Le rêve de voir (ou revoir) un jour à Montréal un grand festival de cinéma rassemblant toutes les fratries relève aujourd'hui du pur fantasme. Il faudra se faire à l'idée. Même si la division des troupes ne fait que creuser notre trou davantage, chacun restera désormais bien campé sur ses positions et ne comptera céder aucun pouce de terrain aux «camps ennemis».

On cible désormais des clientèles de façon très précise. Le FFM s'adresse ainsi aux gens en mal d'exotisme; le Festival du nouveau cinéma comble les cinéphiles branchés et la critique; Fantasia rallie les amateurs de films de genre. Sans compter les innombrables festivals spécialisés qui pullulent au cours de l'année. Les distributeurs locaux, sollicités de tous bords tous côtés, doivent jongler avec tous ces vases non communicants. Les plus importants d'entre eux consentent à montrer un ou deux de leurs titres au FFM, un festival où le milieu du cinéma, s'il n'est pas directement impliqué dans un événement, est virtuellement absent de la manifestation. Point d'effervescence ni d'esprit festif.

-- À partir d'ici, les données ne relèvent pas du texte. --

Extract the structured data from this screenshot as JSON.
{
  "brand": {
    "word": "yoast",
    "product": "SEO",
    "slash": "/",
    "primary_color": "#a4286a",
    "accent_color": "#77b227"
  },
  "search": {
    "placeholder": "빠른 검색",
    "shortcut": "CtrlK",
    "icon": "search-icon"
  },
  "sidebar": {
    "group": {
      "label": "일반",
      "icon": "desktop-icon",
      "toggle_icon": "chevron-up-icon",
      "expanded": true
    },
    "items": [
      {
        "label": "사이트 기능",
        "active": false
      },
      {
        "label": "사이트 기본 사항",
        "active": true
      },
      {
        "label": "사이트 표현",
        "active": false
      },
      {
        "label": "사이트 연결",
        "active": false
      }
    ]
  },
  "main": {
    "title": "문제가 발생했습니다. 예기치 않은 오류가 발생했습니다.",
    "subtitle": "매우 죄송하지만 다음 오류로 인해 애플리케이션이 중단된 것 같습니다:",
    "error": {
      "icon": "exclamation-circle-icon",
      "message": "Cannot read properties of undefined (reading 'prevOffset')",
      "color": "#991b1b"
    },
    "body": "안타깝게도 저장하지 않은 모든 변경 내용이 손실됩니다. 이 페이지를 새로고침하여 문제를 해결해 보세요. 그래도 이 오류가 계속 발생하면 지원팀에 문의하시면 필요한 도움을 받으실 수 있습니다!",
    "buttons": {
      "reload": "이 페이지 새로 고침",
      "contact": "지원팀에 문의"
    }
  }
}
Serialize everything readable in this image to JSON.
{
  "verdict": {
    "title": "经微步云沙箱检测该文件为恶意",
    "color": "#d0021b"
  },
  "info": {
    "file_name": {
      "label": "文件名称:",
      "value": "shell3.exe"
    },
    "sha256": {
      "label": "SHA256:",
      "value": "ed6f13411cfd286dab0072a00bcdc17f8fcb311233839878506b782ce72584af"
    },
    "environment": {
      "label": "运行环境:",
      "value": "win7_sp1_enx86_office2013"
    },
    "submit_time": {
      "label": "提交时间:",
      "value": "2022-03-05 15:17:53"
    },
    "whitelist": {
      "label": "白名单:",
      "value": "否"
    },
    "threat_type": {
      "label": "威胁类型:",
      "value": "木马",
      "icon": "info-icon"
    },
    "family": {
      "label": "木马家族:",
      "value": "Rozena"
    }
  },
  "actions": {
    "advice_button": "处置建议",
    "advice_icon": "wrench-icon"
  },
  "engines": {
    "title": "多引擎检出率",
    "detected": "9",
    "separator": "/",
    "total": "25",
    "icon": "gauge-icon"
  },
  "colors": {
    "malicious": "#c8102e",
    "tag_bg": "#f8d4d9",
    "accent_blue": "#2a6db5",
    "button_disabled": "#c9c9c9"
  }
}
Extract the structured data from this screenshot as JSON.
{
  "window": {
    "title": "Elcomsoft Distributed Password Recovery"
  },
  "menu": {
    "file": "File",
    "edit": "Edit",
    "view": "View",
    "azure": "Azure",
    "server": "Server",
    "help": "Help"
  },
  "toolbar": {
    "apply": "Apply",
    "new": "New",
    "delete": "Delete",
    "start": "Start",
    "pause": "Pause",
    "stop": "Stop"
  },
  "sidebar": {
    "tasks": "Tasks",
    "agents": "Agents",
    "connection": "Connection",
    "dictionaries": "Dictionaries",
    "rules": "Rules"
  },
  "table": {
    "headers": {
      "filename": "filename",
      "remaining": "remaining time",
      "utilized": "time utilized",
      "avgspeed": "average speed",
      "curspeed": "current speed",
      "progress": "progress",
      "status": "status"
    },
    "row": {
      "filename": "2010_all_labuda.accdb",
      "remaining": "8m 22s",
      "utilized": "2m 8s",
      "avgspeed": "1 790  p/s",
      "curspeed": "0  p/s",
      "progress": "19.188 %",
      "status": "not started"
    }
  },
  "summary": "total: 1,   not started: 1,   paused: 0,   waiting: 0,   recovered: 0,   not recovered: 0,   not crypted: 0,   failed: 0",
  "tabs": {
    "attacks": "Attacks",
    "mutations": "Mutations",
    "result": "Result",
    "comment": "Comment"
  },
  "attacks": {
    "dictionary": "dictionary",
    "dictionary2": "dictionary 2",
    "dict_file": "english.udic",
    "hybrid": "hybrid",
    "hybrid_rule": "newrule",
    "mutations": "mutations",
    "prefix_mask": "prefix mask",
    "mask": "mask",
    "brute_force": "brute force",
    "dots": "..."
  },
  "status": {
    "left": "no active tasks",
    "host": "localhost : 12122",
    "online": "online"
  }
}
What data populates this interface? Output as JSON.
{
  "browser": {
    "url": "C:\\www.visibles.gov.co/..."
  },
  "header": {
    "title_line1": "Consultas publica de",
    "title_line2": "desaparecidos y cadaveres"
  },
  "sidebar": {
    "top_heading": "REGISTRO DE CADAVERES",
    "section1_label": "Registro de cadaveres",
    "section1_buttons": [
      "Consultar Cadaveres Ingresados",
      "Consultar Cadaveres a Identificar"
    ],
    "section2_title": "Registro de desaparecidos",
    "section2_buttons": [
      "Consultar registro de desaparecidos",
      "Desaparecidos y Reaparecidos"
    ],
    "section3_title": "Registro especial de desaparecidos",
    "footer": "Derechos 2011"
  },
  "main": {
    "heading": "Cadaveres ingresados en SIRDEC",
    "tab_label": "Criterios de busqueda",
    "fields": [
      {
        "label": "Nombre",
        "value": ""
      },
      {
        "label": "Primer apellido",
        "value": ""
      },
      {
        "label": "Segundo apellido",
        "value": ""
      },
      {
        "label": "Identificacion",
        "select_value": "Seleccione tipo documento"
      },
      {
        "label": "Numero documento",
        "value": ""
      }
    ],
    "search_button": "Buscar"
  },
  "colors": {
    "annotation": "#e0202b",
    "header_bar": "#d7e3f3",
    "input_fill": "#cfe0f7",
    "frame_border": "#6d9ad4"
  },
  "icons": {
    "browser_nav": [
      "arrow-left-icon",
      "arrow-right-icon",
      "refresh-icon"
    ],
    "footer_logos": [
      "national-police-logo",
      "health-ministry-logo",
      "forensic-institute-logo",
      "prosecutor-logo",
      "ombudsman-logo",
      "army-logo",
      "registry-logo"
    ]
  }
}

Le FFM peut-il espérer recruter de nouveaux adeptes en maintenant sa formule actuelle? Impossible. D'abord, il faudrait au départ une volonté en ce sens. Avec le retour du festival dans les bonnes grâces des organismes de financement, qui le subventionnent maintenant à très belle hauteur sans trop poser de questions, pourquoi même y songerait-il?

Oublions alors le FFM des grandes années. Oublions ce festival qui, jusqu'au milieu des années 90, faisait partie des rendez-vous cinématographiques importants sur le plan international. Au fil des ans, le FFM s'est transformé en manifestation essentiellement locale, répondant aux besoins du public qui le soutient. On aura beau, année après année, relever l'absence d'une ligne directrice dans une programmation fourre-tout, noter le peu d'efforts mis dans la recherche de films sous-titrés en français, déplorer la pauvreté de son site internet ou formuler toutes les critiques possibles et imaginables, le FFM ne changera pas. Et ne changera probablement jamais.

À chacun de se situer par rapport à lui. Et de faire ses choix.